Darabont superior a Shyamalan? Em 2008, a resposta é sim. O excelente Fim dos Tempos que me perdoe, mas a ficção apocalíptica mais aterradora a aparecer por aqui este ano é O Nevoeiro.

No filme de Shyamalan, o vento nas folhas das árvores manifestava o suspense, a falta de resposta que era em si mesma a evidência dos fenômenos presenciados, a ocorrência da natureza em sua totalidade, simultaneamente tão próxima e tão distante de nós quanto possível, e o olhar do diretor recuperava um modo de apreensão integral do lugar do homem no universo herdado lá de trás, de Griffith, Stroheim, Sjöström. Em O Nevoeiro, o vento é menos sutil, e logo de início faz uma árvore invadir a casa de David Drayton (Thomas Jane), o herói trágico do filme de Frank Darabont. À semelhança de Fim dos Tempos, a questão em O Nevoeiro é confrontar o homem às forças naturais ou sobrenaturais que o precedem e ultrapassam somente para chegar mais perto dele mesmo.
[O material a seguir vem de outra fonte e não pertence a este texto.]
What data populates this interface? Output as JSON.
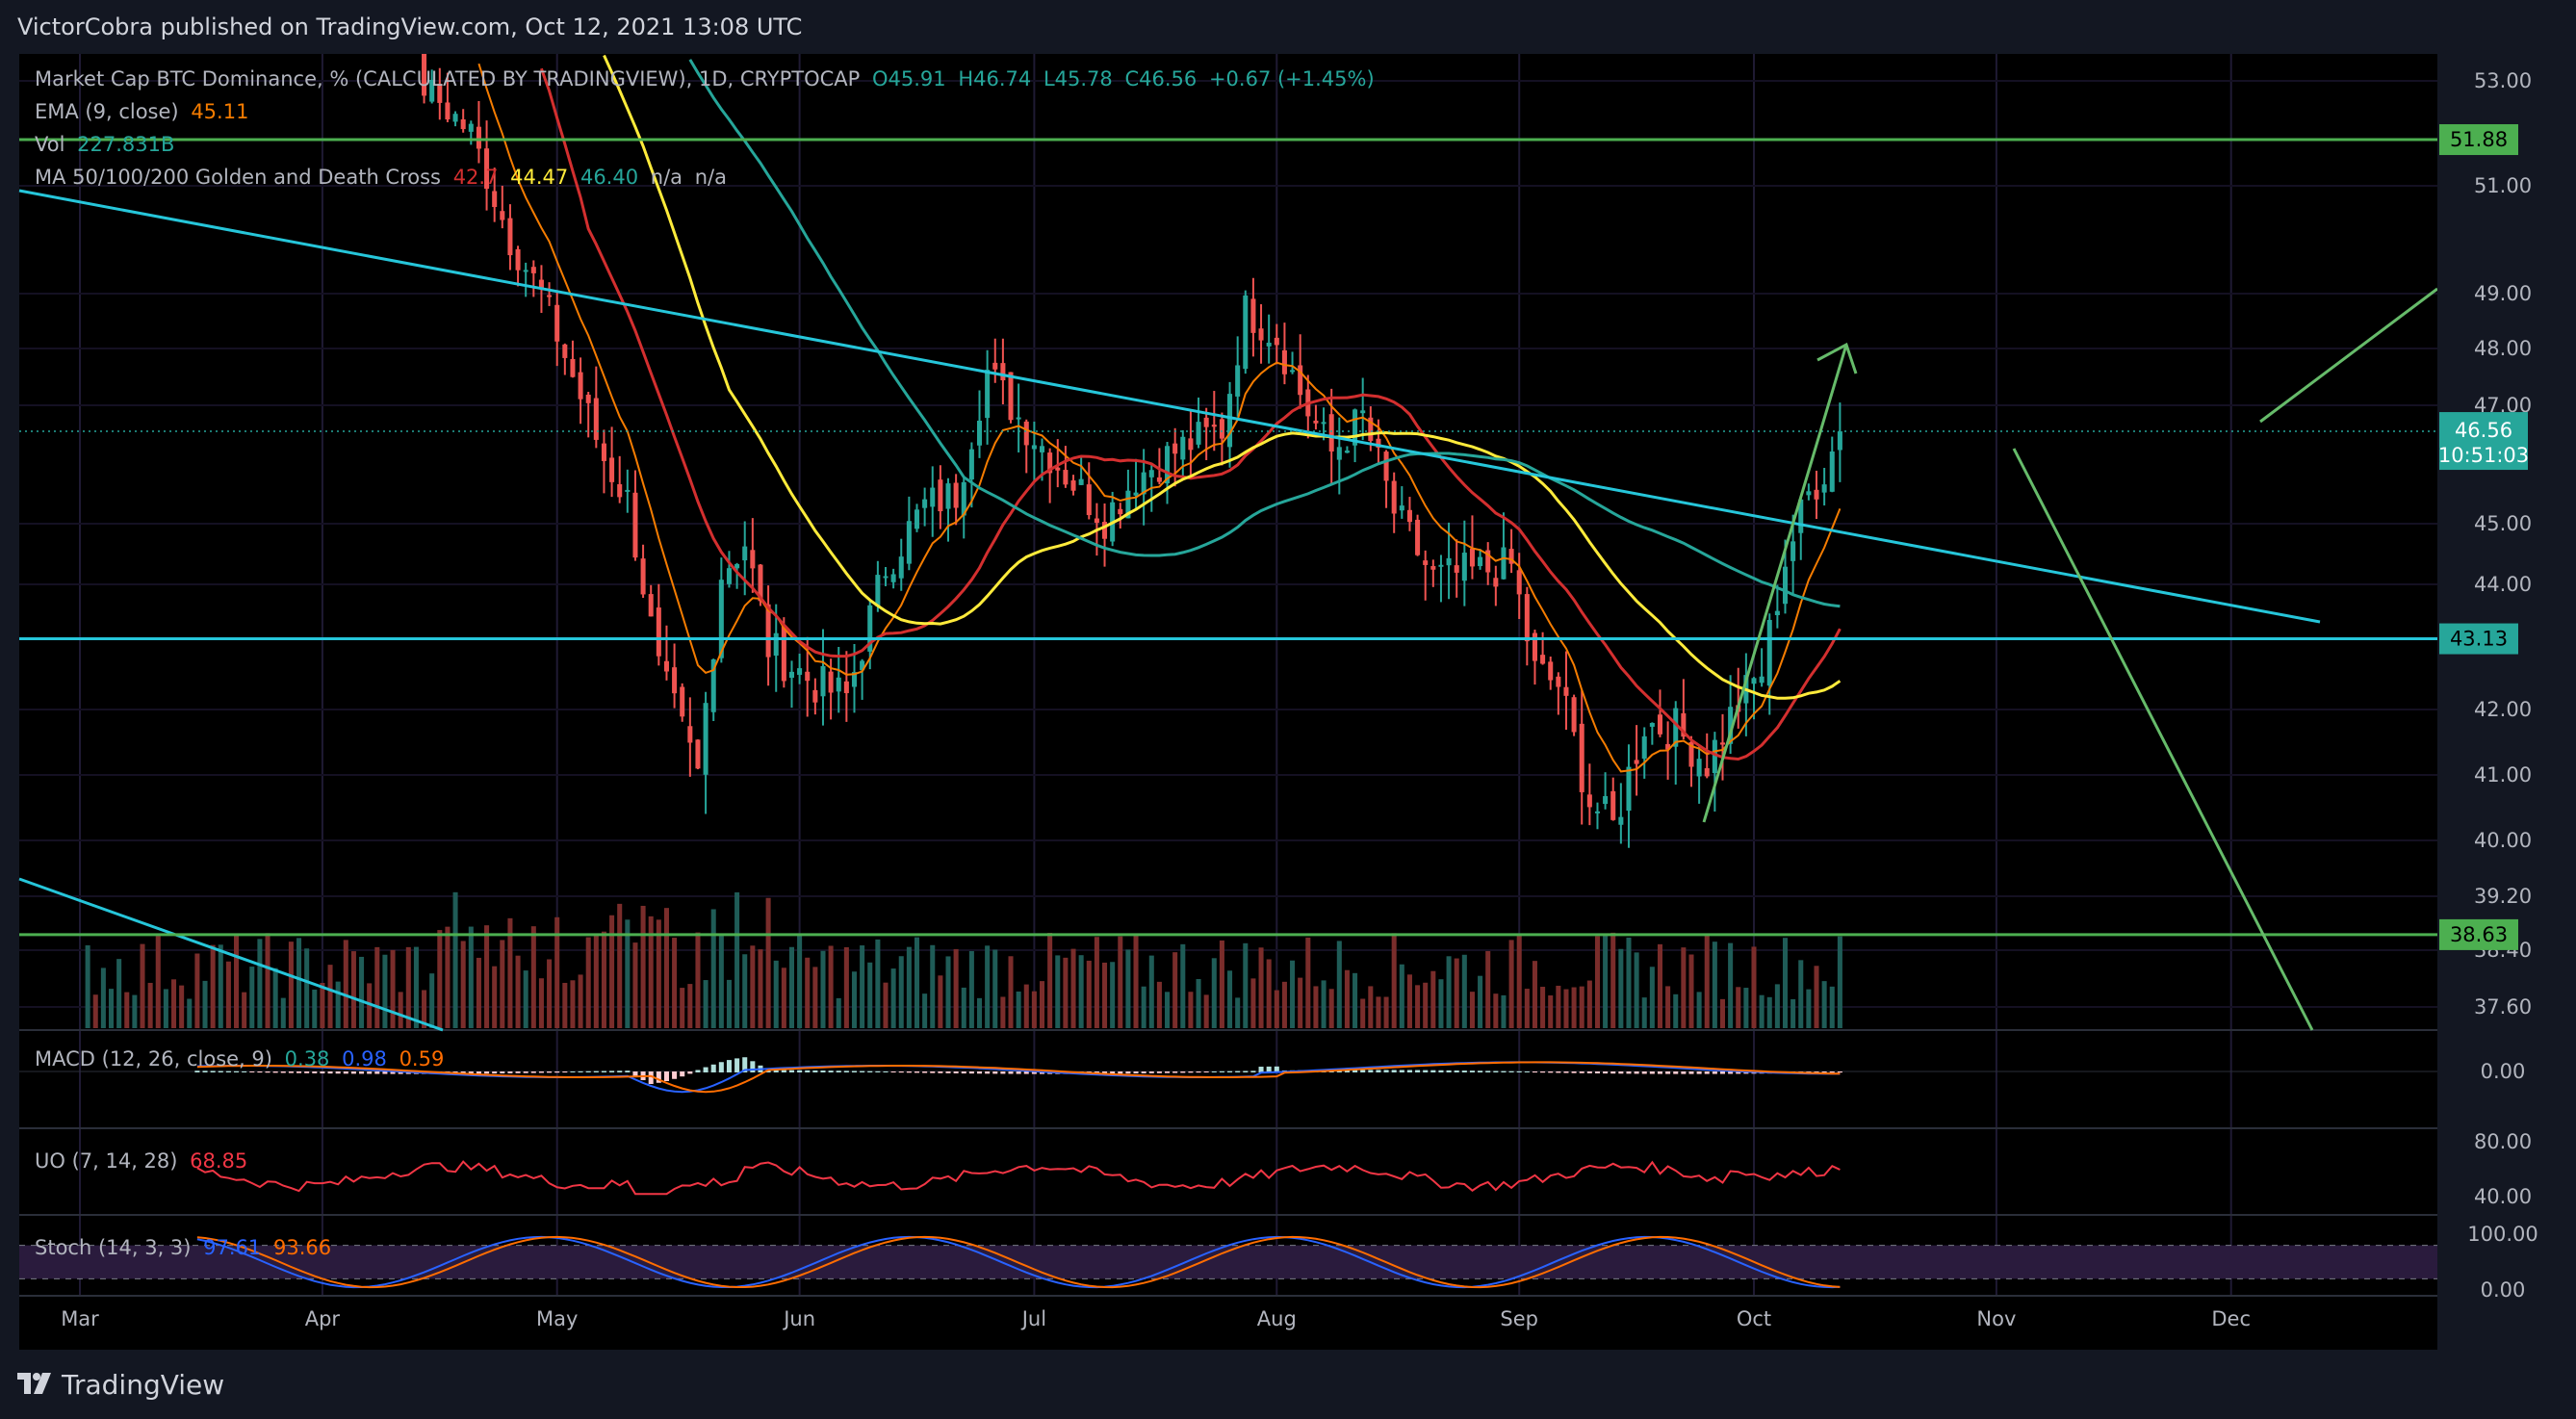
{
  "header": {
    "publisher": "VictorCobra published on TradingView.com, Oct 12, 2021 13:08 UTC"
  },
  "footer": {
    "brand": "TradingView"
  },
  "legends": {
    "main": {
      "name": "Market Cap BTC Dominance, % (CALCULATED BY TRADINGVIEW), 1D, CRYPTOCAP",
      "o": "O45.91",
      "h": "H46.74",
      "l": "L45.78",
      "c": "C46.56",
      "chg": "+0.67 (+1.45%)"
    },
    "ema": {
      "name": "EMA (9, close)",
      "value": "45.11"
    },
    "vol": {
      "name": "Vol",
      "value": "227.831B"
    },
    "ma": {
      "name": "MA 50/100/200 Golden and Death Cross",
      "v1": "42.7",
      "v2": "44.47",
      "v3": "46.40",
      "v4": "n/a",
      "v5": "n/a"
    },
    "macd": {
      "name": "MACD (12, 26, close, 9)",
      "v1": "0.38",
      "v2": "0.98",
      "v3": "0.59"
    },
    "uo": {
      "name": "UO (7, 14, 28)",
      "value": "68.85"
    },
    "stoch": {
      "name": "Stoch (14, 3, 3)",
      "v1": "97.61",
      "v2": "93.66"
    }
  },
  "price_badges": {
    "level_top": "51.88",
    "last": "46.56",
    "countdown": "10:51:03",
    "level_mid": "43.13",
    "level_low": "38.63"
  },
  "colors": {
    "up": "#26a69a",
    "down": "#ef5350",
    "ema": "#f57c00",
    "ma50": "#d32f2f",
    "ma100": "#ffeb3b",
    "ma200": "#26a69a",
    "trend": "#26c6da",
    "level": "#4caf50",
    "arrow": "#66bb6a",
    "macd": "#2962ff",
    "signal": "#ff6d00",
    "uo": "#f23645",
    "stoch_k": "#2962ff",
    "stoch_d": "#ff6d00"
  },
  "chart_data": [
    {
      "type": "candlestick",
      "title": "Market Cap BTC Dominance, % (CALCULATED BY TRADINGVIEW), 1D, CRYPTOCAP",
      "x_ticks": [
        "Mar",
        "Apr",
        "May",
        "Jun",
        "Jul",
        "Aug",
        "Sep",
        "Oct",
        "Nov",
        "Dec"
      ],
      "y_ticks": [
        "53.00",
        "51.00",
        "49.00",
        "48.00",
        "47.00",
        "45.00",
        "44.00",
        "42.00",
        "41.00",
        "40.00",
        "39.20",
        "38.40",
        "37.60"
      ],
      "ylim": [
        37.3,
        53.4
      ],
      "horizontal_levels": [
        51.88,
        43.13,
        38.63
      ],
      "last_close": 46.56,
      "close_anchors": [
        [
          "2021-04-14",
          52.9
        ],
        [
          "2021-04-20",
          52.0
        ],
        [
          "2021-04-25",
          50.0
        ],
        [
          "2021-04-29",
          49.0
        ],
        [
          "2021-05-03",
          47.5
        ],
        [
          "2021-05-07",
          46.1
        ],
        [
          "2021-05-10",
          45.4
        ],
        [
          "2021-05-14",
          42.6
        ],
        [
          "2021-05-19",
          41.0
        ],
        [
          "2021-05-22",
          44.2
        ],
        [
          "2021-05-25",
          44.7
        ],
        [
          "2021-05-28",
          43.0
        ],
        [
          "2021-06-03",
          42.4
        ],
        [
          "2021-06-07",
          42.2
        ],
        [
          "2021-06-12",
          44.3
        ],
        [
          "2021-06-17",
          45.3
        ],
        [
          "2021-06-21",
          45.5
        ],
        [
          "2021-06-25",
          47.6
        ],
        [
          "2021-06-29",
          46.8
        ],
        [
          "2021-07-04",
          46.0
        ],
        [
          "2021-07-10",
          45.1
        ],
        [
          "2021-07-14",
          45.8
        ],
        [
          "2021-07-20",
          46.3
        ],
        [
          "2021-07-25",
          46.6
        ],
        [
          "2021-07-28",
          48.7
        ],
        [
          "2021-08-01",
          48.2
        ],
        [
          "2021-08-05",
          46.9
        ],
        [
          "2021-08-08",
          46.2
        ],
        [
          "2021-08-12",
          46.8
        ],
        [
          "2021-08-16",
          45.2
        ],
        [
          "2021-08-21",
          44.1
        ],
        [
          "2021-08-26",
          44.2
        ],
        [
          "2021-08-31",
          44.3
        ],
        [
          "2021-09-03",
          42.6
        ],
        [
          "2021-09-06",
          42.4
        ],
        [
          "2021-09-10",
          40.6
        ],
        [
          "2021-09-13",
          40.2
        ],
        [
          "2021-09-17",
          41.8
        ],
        [
          "2021-09-21",
          41.7
        ],
        [
          "2021-09-25",
          41.2
        ],
        [
          "2021-09-29",
          42.1
        ],
        [
          "2021-10-02",
          42.6
        ],
        [
          "2021-10-05",
          44.4
        ],
        [
          "2021-10-08",
          45.5
        ],
        [
          "2021-10-10",
          45.9
        ],
        [
          "2021-10-12",
          46.56
        ]
      ],
      "ema9_value": 45.11,
      "ma_values": {
        "ma50": 42.7,
        "ma100": 44.47,
        "ma200": 46.4
      }
    },
    {
      "type": "bar",
      "title": "Vol",
      "last_value": "227.831B"
    },
    {
      "type": "line",
      "title": "MACD (12, 26, close, 9)",
      "y_ticks": [
        "0.00"
      ],
      "values": {
        "histogram": 0.38,
        "macd": 0.98,
        "signal": 0.59
      }
    },
    {
      "type": "line",
      "title": "UO (7, 14, 28)",
      "y_ticks": [
        "80.00",
        "40.00"
      ],
      "last_value": 68.85
    },
    {
      "type": "line",
      "title": "Stoch (14, 3, 3)",
      "y_ticks": [
        "100.00",
        "0.00"
      ],
      "values": {
        "k": 97.61,
        "d": 93.66
      }
    }
  ]
}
Daí os aspectos humanos serem responsáveis pelas maiores desavenças do filme, assim como a grande violência em jogo, a mais atroz, incurável e absurda, ser a violência provocada pelos homens e suas ferramentas de morte.

Primeiro plano de O Nevoeiro: David pinta um cartaz do cowboy Clint Eastwood. O anacronismo desse trabalho e do conteúdo lá inscrito já basta como cartão de visita. Mas na parede ao fundo, o mais revelador: outros cartazes, dentre eles um de The Thing (O Enigma de Outro Mundo, 1982), obra-prima de John Carpenter. “Por que não A Bruma Assassina?”, alguém pode perguntar. Ora, primeiro porque a bruma já está lá, onipresente, visível, não precisa ser evocada por alusão. Segundo porque Darabont percebeu, sob a névoa, um parentesco mais profundo com aquele que é o grande filme de Carpenter ambientado no fim do mundo. Citar The Thing pareceu-lhe inevitável, pois é disso que se trata, de expandir a idéia de apocalipse, de tragédia total, até as últimas proporções.

O Nevoeiro é adaptado da novela homônima que abre o livro Tripulação de Esqueletos (meu Stephen King predileto, ao lado de Jogo Perigoso). Tudo começa quando o vento traz uma misteriosa bruma a uma pequena cidade à beira do lago no estado do Maine (cenário bem típico de King). Depois, já envoltos numa atmosfera de estranheza, David e seu filho vão ao supermercado e, deparando-se com os primeiros indícios da histeria coletiva que dominará o filme, ficam presos lá dentro, junto a dezenas de outras pessoas, todas acuadas pelo nevoeiro. O decorrer dessa peripécia ficcional é comparável ao cenário quintessente dos grandes filmes de guerra: exigido justo aos limites de seu corpo e de sua mente, o homem será exposto em seu melhor (a coragem, a união, a grandeza de espírito) e em seu pior (a covardia, o medo, o desespero).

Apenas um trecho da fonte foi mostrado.